Проснувшись, Сюсанна лежит неподвижно – открыла глаза и не может отвести взгляда от потолка. С потолком что-то произошло. Что-то изменилось. Другой цвет. Тоже белый, но иной. Или, вернее, необычный оттенок белого. Почти серый, но с легкой коричневатостью. Странно.

Она бросает взгляд на часы, уже почти полшестого. Господи. Проспала. Она стремительно вскакивает и стоит, покачиваясь, у койки, прежде чем снова взглянуть на часы. Точно. Половина шестого. Она проспала два часа. От одного облегчения, что никто не заходил без нее в каюту. Сюсанна ведь, едва войдя, принялась носиться от шкафа к шкафу, методически проверяя один за другим, внимательно осмотрела все стены, даже сорвала и перетрясла все постельное белье на койке, только чтобы удостовериться, что это правда. И это была правда. Трусы и гольфы лежали там, куда были положены. Прочая одежда висела на плечиках. Никто ничего не подложил в несессер. Стены чистые, такие же, как до ее ухода. Ничего не засунуто ни в пододеяльник, ни под матрас. Компьютер никто не открывал, никто не заходил в него и не испортил то, что она уже написала. И в чемодане пусто, как и должно быть.

В общем, все было в порядке. Поэтому она легла на койку и облегченно вздохнула. А затем отключилась и вырубилась из мира на два часа.

Теперь надо торопиться. За полчаса нужно успеть принять душ и вымыть голову, нарисовать себе лицо на передней части головы, как выражался один ее давний бойфренд, и одеться. Она снимает свитер и замирает. Как странно. Лед за иллюминатором совершенно коричневый. Словно кто-то прошел и посыпал его землей. Невероятное зрелище, словно негатив, словно лед стал землей, а земля льдом. А небо очень необычного цвета. Серо-лиловое. Вот почему потолок такого странного оттенка.

Загадка. Но за ужином, надо думать, все разъяснится. Ульрика или еще кто-нибудь из бывалых полярников наверняка знает, что это такое.

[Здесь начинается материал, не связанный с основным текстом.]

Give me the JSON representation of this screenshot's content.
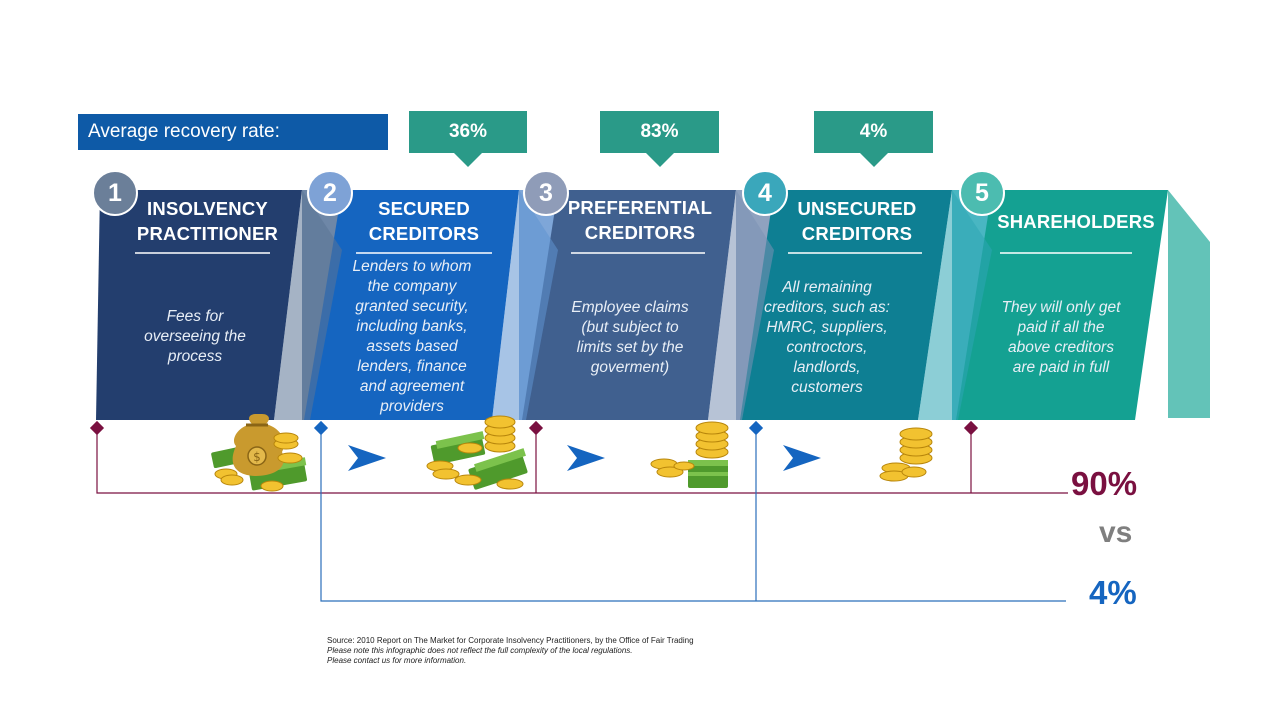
{
  "header": {
    "average_recovery_label": "Average recovery rate:",
    "rates": [
      {
        "stage": "secured",
        "value": "36%"
      },
      {
        "stage": "preferential",
        "value": "83%"
      },
      {
        "stage": "unsecured",
        "value": "4%"
      }
    ]
  },
  "stages": [
    {
      "number": "1",
      "title_lines": [
        "INSOLVENCY",
        "PRACTITIONER"
      ],
      "description_lines": [
        "Fees for",
        "overseeing the",
        "process"
      ],
      "color": "#233e6e"
    },
    {
      "number": "2",
      "title_lines": [
        "SECURED",
        "CREDITORS"
      ],
      "description_lines": [
        "Lenders to whom",
        "the company",
        "granted security,",
        "including banks,",
        "assets based",
        "lenders, finance",
        "and agreement",
        "providers"
      ],
      "color": "#1565c0"
    },
    {
      "number": "3",
      "title_lines": [
        "PREFERENTIAL",
        "CREDITORS"
      ],
      "description_lines": [
        "Employee claims",
        "(but subject to",
        "limits set by the",
        "goverment)"
      ],
      "color": "#40608f"
    },
    {
      "number": "4",
      "title_lines": [
        "UNSECURED",
        "CREDITORS"
      ],
      "description_lines": [
        "All remaining",
        "creditors, such as:",
        "HMRC, suppliers,",
        "controctors,",
        "landlords,",
        "customers"
      ],
      "color": "#0e7f93"
    },
    {
      "number": "5",
      "title_lines": [
        "SHAREHOLDERS"
      ],
      "description_lines": [
        "They will only get",
        "paid if all the",
        "above creditors",
        "are paid in full"
      ],
      "color": "#14a192"
    }
  ],
  "comparison": {
    "top_value": "90%",
    "vs_label": "vs",
    "bottom_value": "4%",
    "top_color": "#7a1040",
    "bottom_color": "#1565c0"
  },
  "footer": {
    "source_line": "Source: 2010 Report on The Market for Corporate Insolvency Practitioners, by the Office of Fair Trading",
    "note_line_1": "Please note this infographic does not reflect the full complexity of the local regulations.",
    "note_line_2": "Please contact us for more information."
  },
  "icons": [
    "money-bag-coins-icon",
    "cash-coins-stack-icon",
    "coins-cash-icon",
    "coins-stack-icon",
    "arrow-right-icon"
  ]
}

Но через полчаса, переступив порог кают-компании в самой красивой своей блузке, она уже успевает все забыть. Она останавливается в дверях и осматривается. Субботний вечер на борту «Одина» – это воистину субботний вечер, понимает она и жалеет уже, что не пришла в прошлую субботу. Нарядно накрытые столики, белые скатерти и белые салфетки, в очереди к буфетному столу все чистенькие, приодевшиеся, насколько позволяют обстоятельства. Йенни даже юбку надела, а Ульрика – в наглаженной блузке, которая, правда, вот-вот выбьется из джинсов, но, однако, свидетельствует об оптимистической установке – в самом деле хорошо провести сегодняшний вечер.

Сюсанна становится в очередь, чуть тряхнув головой. Волосы еще влажные у корней и до окончания вечера успеют завиться мелким бесом, но ее это мало волнует. Раз в жизни можно посмотреть не на себя, а на других. Взяв поднос, она тянется за прибором и нечаянно толкает Виктора, который стоит перед ней. Он оборачивается и улыбается, впечатление, что и он тоже решил забыть на время свой застенчивый эгоцентризм.

– Извините, – говорит Сюсанна.

– Ничего-ничего, – говорит Виктор и улыбается еще шире. Потом набирает воздуха, словно наконец решившись, и, кашлянув, спрашивает:

– Вы ведь пишете детективы, правда?

– Да, – говорит Сюсанна, улыбнувшись в ответ.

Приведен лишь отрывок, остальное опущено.